Há
dias em que a gente mente com uma habilidade impressionante. Não para os outros
— isso até seria mais fácil de perceber — mas para nós mesmos. Dizemos que “não
foi nada”, que “já passou”, que “não me importo”. E seguimos trabalhando,
conversando, postando fotos, como se dentro não houvesse um pequeno terremoto
em andamento.
Honestidade
emocional é isso: parar de encenar para si mesmo.
Não
tem nada a ver com sair despejando sentimentos sobre todo mundo. Também não
significa transformar cada desconforto em drama. É algo mais silencioso. É
olhar para dentro e admitir: “isso doeu”, “eu senti inveja”, “eu queria ter
sido escolhido”, “eu fiquei com medo”.
E
curiosamente, quando a gente admite, o sentimento começa a perder a arrogância.
Lembro
de uma ideia do Carl Rogers, aquele psicólogo humanista que falava tanto
sobre autenticidade. Ele dizia que o curioso paradoxo é que quando eu me aceito
como sou, então posso mudar.

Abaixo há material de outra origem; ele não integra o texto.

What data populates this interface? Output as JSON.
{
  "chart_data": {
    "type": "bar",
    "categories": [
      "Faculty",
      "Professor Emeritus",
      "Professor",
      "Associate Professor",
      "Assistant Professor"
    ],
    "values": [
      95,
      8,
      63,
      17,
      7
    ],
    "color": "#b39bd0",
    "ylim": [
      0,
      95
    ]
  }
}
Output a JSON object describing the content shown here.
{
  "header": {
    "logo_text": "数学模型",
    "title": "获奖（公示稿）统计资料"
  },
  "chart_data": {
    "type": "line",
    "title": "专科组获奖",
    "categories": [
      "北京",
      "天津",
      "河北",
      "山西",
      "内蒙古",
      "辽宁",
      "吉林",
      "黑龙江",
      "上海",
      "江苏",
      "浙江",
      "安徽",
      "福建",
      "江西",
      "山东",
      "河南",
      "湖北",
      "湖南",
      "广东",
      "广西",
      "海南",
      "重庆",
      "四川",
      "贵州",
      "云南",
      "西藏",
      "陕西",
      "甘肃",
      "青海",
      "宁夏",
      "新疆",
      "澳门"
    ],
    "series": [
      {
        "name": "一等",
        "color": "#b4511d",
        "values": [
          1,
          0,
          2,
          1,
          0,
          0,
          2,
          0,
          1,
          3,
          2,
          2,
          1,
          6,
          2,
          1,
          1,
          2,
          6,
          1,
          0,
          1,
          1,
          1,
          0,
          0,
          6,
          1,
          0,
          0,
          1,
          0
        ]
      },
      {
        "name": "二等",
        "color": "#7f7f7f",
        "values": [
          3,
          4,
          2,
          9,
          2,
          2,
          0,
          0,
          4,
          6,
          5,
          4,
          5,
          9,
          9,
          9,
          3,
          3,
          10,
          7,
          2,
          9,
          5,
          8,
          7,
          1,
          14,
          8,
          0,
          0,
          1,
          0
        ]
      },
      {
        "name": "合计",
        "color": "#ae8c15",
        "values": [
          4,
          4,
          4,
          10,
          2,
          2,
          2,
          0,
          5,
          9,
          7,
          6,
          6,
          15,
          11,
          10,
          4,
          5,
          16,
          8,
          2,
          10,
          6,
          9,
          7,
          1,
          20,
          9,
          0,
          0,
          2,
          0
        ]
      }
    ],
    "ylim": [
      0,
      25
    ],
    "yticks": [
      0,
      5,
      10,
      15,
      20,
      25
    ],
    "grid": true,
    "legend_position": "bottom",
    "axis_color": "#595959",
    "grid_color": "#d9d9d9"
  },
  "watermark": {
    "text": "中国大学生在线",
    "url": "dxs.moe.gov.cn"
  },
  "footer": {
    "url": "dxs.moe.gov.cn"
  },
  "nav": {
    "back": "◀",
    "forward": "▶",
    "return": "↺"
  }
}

Parece simples, mas é revolucionário. A mudança
não começa com autoacusação. Começa com reconhecimento.
No
cotidiano, a falta de honestidade emocional aparece em detalhes quase
invisíveis:
- No “tanto faz” que na verdade é “eu
queria muito”.
- No silêncio que não é maturidade, é
ressentimento.
- No “está tudo certo” dito com o
maxilar travado.
- Na irritação exagerada que, no fundo,
é cansaço acumulado.
A
gente aprende desde cedo a administrar imagem. Ser forte. Ser equilibrado. Ser
“de boa”. Mas raramente aprendemos a administrar verdade interna. E aí acontece
algo curioso: quanto mais tentamos parecer equilibrados por fora, mais
desequilíbrio escondido cresce por dentro.
Honestidade
emocional exige coragem, porque desmonta a narrativa que criamos sobre nós
mesmos. Talvez eu não seja tão desapegado quanto gosto de dizer. Talvez eu
precise mais de reconhecimento do que admito. Talvez eu ainda esteja competindo
com alguém que já nem lembra da minha existência.
E
tudo bem.
Há
uma liberdade estranha em dizer para si mesmo: “eu não sou tão nobre assim —
mas sou real”. Isso não nos diminui. Nos humaniza.
No
trabalho, isso pode significar reconhecer que aquela crítica nos abalou, ao
invés de fingir indiferença. Na família, pode ser admitir que algo nos magoou,
em vez de acumular pequenas contas emocionais. Na vida afetiva, pode ser
confessar que sentimos medo de perder, ao invés de agir com frieza estratégica.
A
desonestidade emocional é um gasto invisível de energia. Manter personagens
cansa. Sustentar versões idealizadas de nós mesmos consome uma força que
poderia estar sendo usada para viver com mais leveza.
E
talvez a pergunta mais difícil seja:
O
que eu estou sentindo agora — de verdade?
Sem
julgamento. Sem justificativa. Sem performance.
Honestidade
emocional não resolve todos os conflitos, mas evita um muito específico: o
conflito entre quem eu sou e quem eu finjo ser.
E
esse, quando se instala, é o mais silencioso — e o mais desgastante de todos.